NEPAD organised a 3-day workshop to firm actions in Johannesburg last week in conjunction with the multilateral Southern African Development Community (SADC) and UN Food and Agriculture Organisation (FAO).

Problems highlighted included:

  • 63% of women and 41% of men are obese or overweight.
  • 14% under-5s are overweight.
  • childhood stunting affects 29% of children.
  • 44% of under-6s are vitamin A deficient which can lead to eye health issues.
  • 28% of women of reproductive age are anaemic.

Also at the meeting were the African Union Commission, African Ministries of Health and Agriculture, UN Agencies, USAID, International Food Policy Research Institute (IFPRI), Scaling Up Nutrition Movement (SUN), and the Consortium of International Agricultural Research Centers (CGIAR), among others.

The effort comes in the wake of the 2016 Global Nutrition Report​, which highlighted international nutrition issues. 
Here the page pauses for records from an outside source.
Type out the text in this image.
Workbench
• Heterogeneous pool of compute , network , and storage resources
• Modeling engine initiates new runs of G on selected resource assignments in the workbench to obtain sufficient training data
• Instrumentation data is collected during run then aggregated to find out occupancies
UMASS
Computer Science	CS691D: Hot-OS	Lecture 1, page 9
Over the past decade, efforts to alleviate the burden of nutrition have been making steady gains. In 2012 the World Health Assembly adopted the 2025 Global Targets for Maternal, Infant and Young Child Nutrition.
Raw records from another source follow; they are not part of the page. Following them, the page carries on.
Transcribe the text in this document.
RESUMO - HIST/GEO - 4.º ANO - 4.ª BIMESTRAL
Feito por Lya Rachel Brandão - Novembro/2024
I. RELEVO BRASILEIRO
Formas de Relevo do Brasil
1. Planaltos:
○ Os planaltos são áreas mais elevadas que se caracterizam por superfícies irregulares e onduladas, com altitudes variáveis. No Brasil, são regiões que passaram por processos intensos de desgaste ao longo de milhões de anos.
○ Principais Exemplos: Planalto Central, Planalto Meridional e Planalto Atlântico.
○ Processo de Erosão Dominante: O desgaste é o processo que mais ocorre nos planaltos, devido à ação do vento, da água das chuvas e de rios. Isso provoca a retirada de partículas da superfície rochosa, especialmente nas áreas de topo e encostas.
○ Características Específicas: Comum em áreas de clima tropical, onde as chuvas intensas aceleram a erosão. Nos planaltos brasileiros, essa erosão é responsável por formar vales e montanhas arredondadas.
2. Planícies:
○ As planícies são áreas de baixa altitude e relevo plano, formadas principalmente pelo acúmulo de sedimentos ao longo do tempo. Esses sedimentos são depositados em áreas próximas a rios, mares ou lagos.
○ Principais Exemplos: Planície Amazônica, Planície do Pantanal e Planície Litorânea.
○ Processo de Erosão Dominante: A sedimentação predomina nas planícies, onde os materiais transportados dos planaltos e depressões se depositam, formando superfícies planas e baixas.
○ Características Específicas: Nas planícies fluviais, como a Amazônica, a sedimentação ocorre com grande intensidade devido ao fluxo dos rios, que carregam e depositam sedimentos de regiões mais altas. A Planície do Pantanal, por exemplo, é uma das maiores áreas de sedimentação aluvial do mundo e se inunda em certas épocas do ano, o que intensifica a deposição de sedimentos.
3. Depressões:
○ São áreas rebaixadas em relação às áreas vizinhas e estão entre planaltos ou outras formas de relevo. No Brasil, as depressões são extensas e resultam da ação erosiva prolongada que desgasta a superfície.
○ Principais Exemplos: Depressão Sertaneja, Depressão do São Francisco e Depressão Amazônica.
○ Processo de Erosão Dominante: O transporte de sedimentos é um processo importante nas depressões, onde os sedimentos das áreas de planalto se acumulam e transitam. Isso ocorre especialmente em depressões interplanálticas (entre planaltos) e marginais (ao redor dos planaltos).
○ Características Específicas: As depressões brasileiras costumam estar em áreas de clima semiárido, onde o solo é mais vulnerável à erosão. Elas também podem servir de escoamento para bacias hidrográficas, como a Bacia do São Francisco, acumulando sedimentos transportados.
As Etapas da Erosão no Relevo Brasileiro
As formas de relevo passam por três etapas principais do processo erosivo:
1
With actions affirmed​ ​at the Second International Conference on Nutrition (ICN2) in Rome in 2014, and with the recent naming of 2016–2025 as the United Nations Decade of Action on Nutrition, the importance of addressing malnutrition is gaining momentum.

In 2015 the UN Sustainable Development Goals committed to ‘ending all forms of malnutrition,’ challenging the world to end malnutrition for all people, by 2030.